The decrease in temperature can be a problem with some fruits already starting to bud. It’s something that farmers and vineyards are keeping an eye on.

“We don’t do tree production however we do do a lot of berry production, strawberries, blackberries, red raspberries, that kind of stuff. They’re definitely pushing out earlier than usual this year but so far no blooms and that’s when we get into trouble, so hopefully, this cold snap will actually help hold things off a little bit,” said Joe Ulmer, owner of Overlook Farms in Mount Crawford.

While Overlook Farms’ berries have not yet begun to bloom the farm is still taking precautions in case of a freeze.

“Strawberries are our main thing that we try to protect. We have to often times put on a row cover, it’s a fabric, and we cover about three to four acres with that fabric. It’s a lot of work, you can’t just cover it and leave it covered, you have to uncover it during the day,” said Ulmer.

Ulmer said that Overlook Farms is using some new methods this year to prepare for the potential cold.

“We’re trying to grow on white plastic this year instead of black, that hopefully will delay our strawberries about two weeks.

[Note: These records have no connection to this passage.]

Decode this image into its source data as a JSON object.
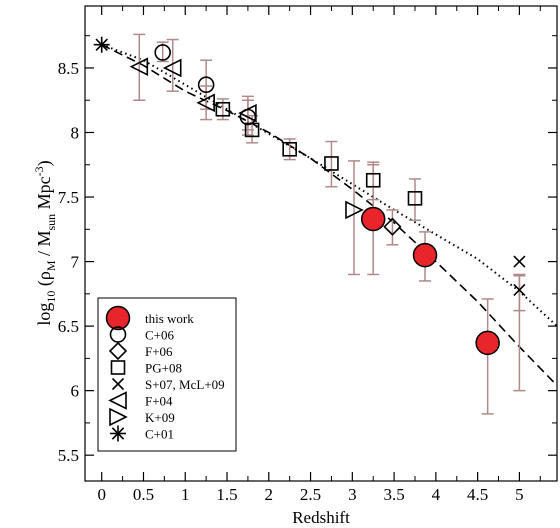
{
  "chart_data": {
    "type": "scatter",
    "xlabel": "Redshift",
    "ylabel": {
      "prefix": "log",
      "prefix_sub": "10",
      "open": " (ρ",
      "rho_sub": "M",
      "sep": "  /  M",
      "msun_sub": "sun",
      "unit": " Mpc",
      "unit_sup": "-3",
      "close": ")"
    },
    "xlim": [
      -0.2,
      5.45
    ],
    "ylim": [
      5.3,
      8.98
    ],
    "xticks": [
      0,
      0.5,
      1,
      1.5,
      2,
      2.5,
      3,
      3.5,
      4,
      4.5,
      5
    ],
    "xtick_labels": [
      "0",
      "0.5",
      "1",
      "1.5",
      "2",
      "2.5",
      "3",
      "3.5",
      "4",
      "4.5",
      "5"
    ],
    "yticks": [
      5.5,
      6,
      6.5,
      7,
      7.5,
      8,
      8.5
    ],
    "ytick_labels": [
      "5.5",
      "6",
      "6.5",
      "7",
      "7.5",
      "8",
      "8.5"
    ],
    "grid": false,
    "legend_position": "bottom-left",
    "errorbar_color": "#b08a8a",
    "accent_color": "#e8252a",
    "series": [
      {
        "name": "this work",
        "marker": "filled-circle",
        "points": [
          {
            "x": 3.25,
            "y": 7.33,
            "ylo": 6.9,
            "yhi": 7.75
          },
          {
            "x": 3.87,
            "y": 7.05,
            "ylo": 6.85,
            "yhi": 7.23
          },
          {
            "x": 4.62,
            "y": 6.37,
            "ylo": 5.82,
            "yhi": 6.71
          }
        ]
      },
      {
        "name": "C+06",
        "marker": "circle",
        "points": [
          {
            "x": 0.73,
            "y": 8.62,
            "ylo": 8.55,
            "yhi": 8.7
          },
          {
            "x": 1.25,
            "y": 8.37,
            "ylo": 8.18,
            "yhi": 8.56
          },
          {
            "x": 1.75,
            "y": 8.12,
            "ylo": 7.98,
            "yhi": 8.25
          }
        ]
      },
      {
        "name": "F+06",
        "marker": "diamond",
        "points": [
          {
            "x": 3.48,
            "y": 7.27,
            "ylo": 7.13,
            "yhi": 7.4
          }
        ]
      },
      {
        "name": "PG+08",
        "marker": "square",
        "points": [
          {
            "x": 1.45,
            "y": 8.18,
            "ylo": 8.1,
            "yhi": 8.26
          },
          {
            "x": 1.8,
            "y": 8.02,
            "ylo": 7.92,
            "yhi": 8.13
          },
          {
            "x": 2.25,
            "y": 7.87,
            "ylo": 7.79,
            "yhi": 7.95
          },
          {
            "x": 2.75,
            "y": 7.76,
            "ylo": 7.58,
            "yhi": 7.93
          },
          {
            "x": 3.25,
            "y": 7.63,
            "ylo": 7.48,
            "yhi": 7.77
          },
          {
            "x": 3.75,
            "y": 7.49,
            "ylo": 7.32,
            "yhi": 7.64
          }
        ]
      },
      {
        "name": "S+07, McL+09",
        "marker": "x",
        "points": [
          {
            "x": 5.0,
            "y": 7.0,
            "ylo": 6.62,
            "yhi": 6.89
          },
          {
            "x": 5.0,
            "y": 6.78,
            "ylo": 6.0,
            "yhi": 6.9
          }
        ]
      },
      {
        "name": "F+04",
        "marker": "triangle-left",
        "points": [
          {
            "x": 0.45,
            "y": 8.51,
            "ylo": 8.25,
            "yhi": 8.76
          },
          {
            "x": 0.85,
            "y": 8.5,
            "ylo": 8.32,
            "yhi": 8.72
          },
          {
            "x": 1.25,
            "y": 8.23,
            "ylo": 8.1,
            "yhi": 8.36
          },
          {
            "x": 1.75,
            "y": 8.15,
            "ylo": 8.02,
            "yhi": 8.28
          }
        ]
      },
      {
        "name": "K+09",
        "marker": "triangle-right",
        "points": [
          {
            "x": 3.02,
            "y": 7.4,
            "ylo": 6.9,
            "yhi": 7.78
          }
        ]
      },
      {
        "name": "C+01",
        "marker": "asterisk",
        "points": [
          {
            "x": 0.0,
            "y": 8.68,
            "ylo": 8.68,
            "yhi": 8.68
          }
        ]
      }
    ],
    "curves": [
      {
        "style": "dashed",
        "x": [
          0,
          0.5,
          1,
          1.5,
          2,
          2.5,
          3,
          3.5,
          4,
          4.5,
          5,
          5.45
        ],
        "y": [
          8.68,
          8.52,
          8.32,
          8.17,
          8.0,
          7.8,
          7.56,
          7.3,
          7.0,
          6.69,
          6.34,
          6.04
        ]
      },
      {
        "style": "dotted",
        "x": [
          0,
          0.5,
          1,
          1.5,
          2,
          2.5,
          3,
          3.5,
          4,
          4.5,
          5,
          5.45
        ],
        "y": [
          8.68,
          8.56,
          8.37,
          8.18,
          7.99,
          7.8,
          7.6,
          7.4,
          7.21,
          7.02,
          6.77,
          6.5
        ]
      }
    ]
  }
}
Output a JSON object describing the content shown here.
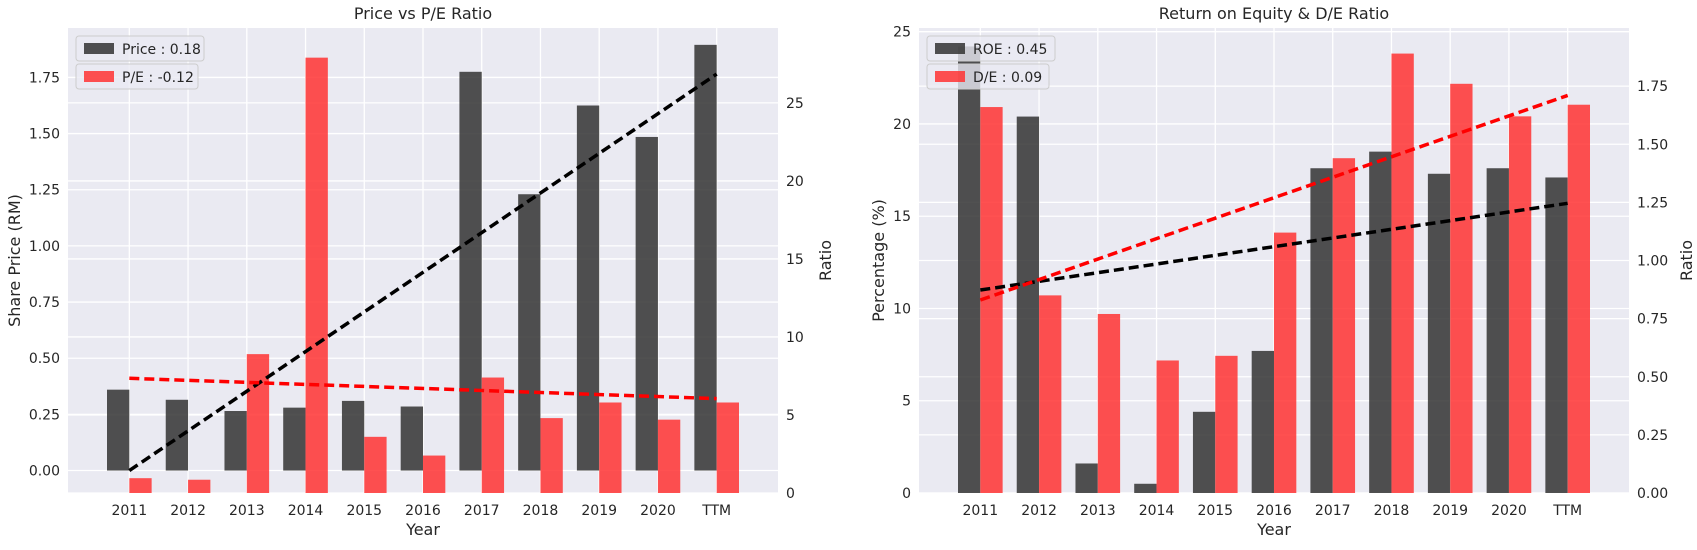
{
  "charts": [
    {
      "type": "bar",
      "title": "Price vs P/E Ratio",
      "xlabel": "Year",
      "ylabel_left": "Share Price (RM)",
      "ylabel_right": "Ratio",
      "categories": [
        "2011",
        "2012",
        "2013",
        "2014",
        "2015",
        "2016",
        "2017",
        "2018",
        "2019",
        "2020",
        "TTM"
      ],
      "ylim_left": [
        -0.1,
        1.97
      ],
      "ylim_right": [
        0,
        29.8
      ],
      "yticks_left": [
        "0.00",
        "0.25",
        "0.50",
        "0.75",
        "1.00",
        "1.25",
        "1.50",
        "1.75"
      ],
      "yticks_left_values": [
        0,
        0.25,
        0.5,
        0.75,
        1.0,
        1.25,
        1.5,
        1.75
      ],
      "yticks_right": [
        "0",
        "5",
        "10",
        "15",
        "20",
        "25"
      ],
      "yticks_right_values": [
        0,
        5,
        10,
        15,
        20,
        25
      ],
      "series": [
        {
          "name": "Price : 0.18",
          "axis": "left",
          "color": "#333333",
          "values": [
            0.36,
            0.315,
            0.265,
            0.28,
            0.31,
            0.285,
            1.775,
            1.23,
            1.625,
            1.485,
            1.895
          ],
          "trend": [
            0.0,
            1.765
          ]
        },
        {
          "name": "P/E : -0.12",
          "axis": "right",
          "color": "#ff3333",
          "values": [
            0.95,
            0.85,
            8.9,
            27.9,
            3.6,
            2.4,
            7.4,
            4.8,
            5.8,
            4.7,
            5.8
          ],
          "trend": [
            7.35,
            6.05
          ]
        }
      ],
      "legend_position": "upper-left",
      "grid": true
    },
    {
      "type": "bar",
      "title": "Return on Equity & D/E Ratio",
      "xlabel": "Year",
      "ylabel_left": "Percentage (%)",
      "ylabel_right": "Ratio",
      "categories": [
        "2011",
        "2012",
        "2013",
        "2014",
        "2015",
        "2016",
        "2017",
        "2018",
        "2019",
        "2020",
        "TTM"
      ],
      "ylim_left": [
        0,
        25.2
      ],
      "ylim_right": [
        0,
        2.0
      ],
      "yticks_left": [
        "0",
        "5",
        "10",
        "15",
        "20",
        "25"
      ],
      "yticks_left_values": [
        0,
        5,
        10,
        15,
        20,
        25
      ],
      "yticks_right": [
        "0.00",
        "0.25",
        "0.50",
        "0.75",
        "1.00",
        "1.25",
        "1.50",
        "1.75"
      ],
      "yticks_right_values": [
        0,
        0.25,
        0.5,
        0.75,
        1.0,
        1.25,
        1.5,
        1.75
      ],
      "series": [
        {
          "name": "ROE : 0.45",
          "axis": "left",
          "color": "#333333",
          "values": [
            24.2,
            20.4,
            1.6,
            0.5,
            4.4,
            7.7,
            17.6,
            18.5,
            17.3,
            17.6,
            17.1
          ],
          "trend": [
            11.0,
            15.7
          ]
        },
        {
          "name": "D/E : 0.09",
          "axis": "right",
          "color": "#ff3333",
          "values": [
            1.66,
            0.85,
            0.77,
            0.57,
            0.59,
            1.12,
            1.44,
            1.89,
            1.76,
            1.62,
            1.67
          ],
          "trend": [
            0.83,
            1.71
          ]
        }
      ],
      "legend_position": "upper-left",
      "grid": true
    }
  ]
}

We’re doing everything we can to hold those blooms off so we don’t get so much frost on them and so much damage,” he said.

For local vineyards, the cold is not yet a major concern as their grapes have not begun to sprout however the mild winter has moved up their timeline.

“We’re noticing a little bit of sap starting to run. So what that’s telling us is we’re about two weeks early. The vineyard so far is ok we’re not seeing any swelling or things like that so we’re looking probably to the end of April for bud break,” said Saam Bakhtiar, Director of Operations at CrossKeys Vineyards.

CrossKeys Vineyards is in the process of pruning its vines. While this week’s temperatures aren’t an issue the real concern is the possibility of a late frost in late April or early May.

“We have some machines that are set up to deter that frost, wind moving things around. Two to three degrees below freezing can cause the vine a lot of damage. It will basically allow the fruit at the end of the year to be significantly less,” said Bakhtiar.

For farmers mild winters like the one, this year are a relatively good thing because they lead to lower greenhouse heating costs and can increase sales. This was especially true for Overlook Produce which was open in the winter for the first time ever this year and has opened a bakery and deli.

However, there is one downside to the mild winter.

“Warm winters do tend to not kill bugs as much and help with disease. If you get a real good cold winter it tends to help with bugs and disease a little bit better,” said Ulmer.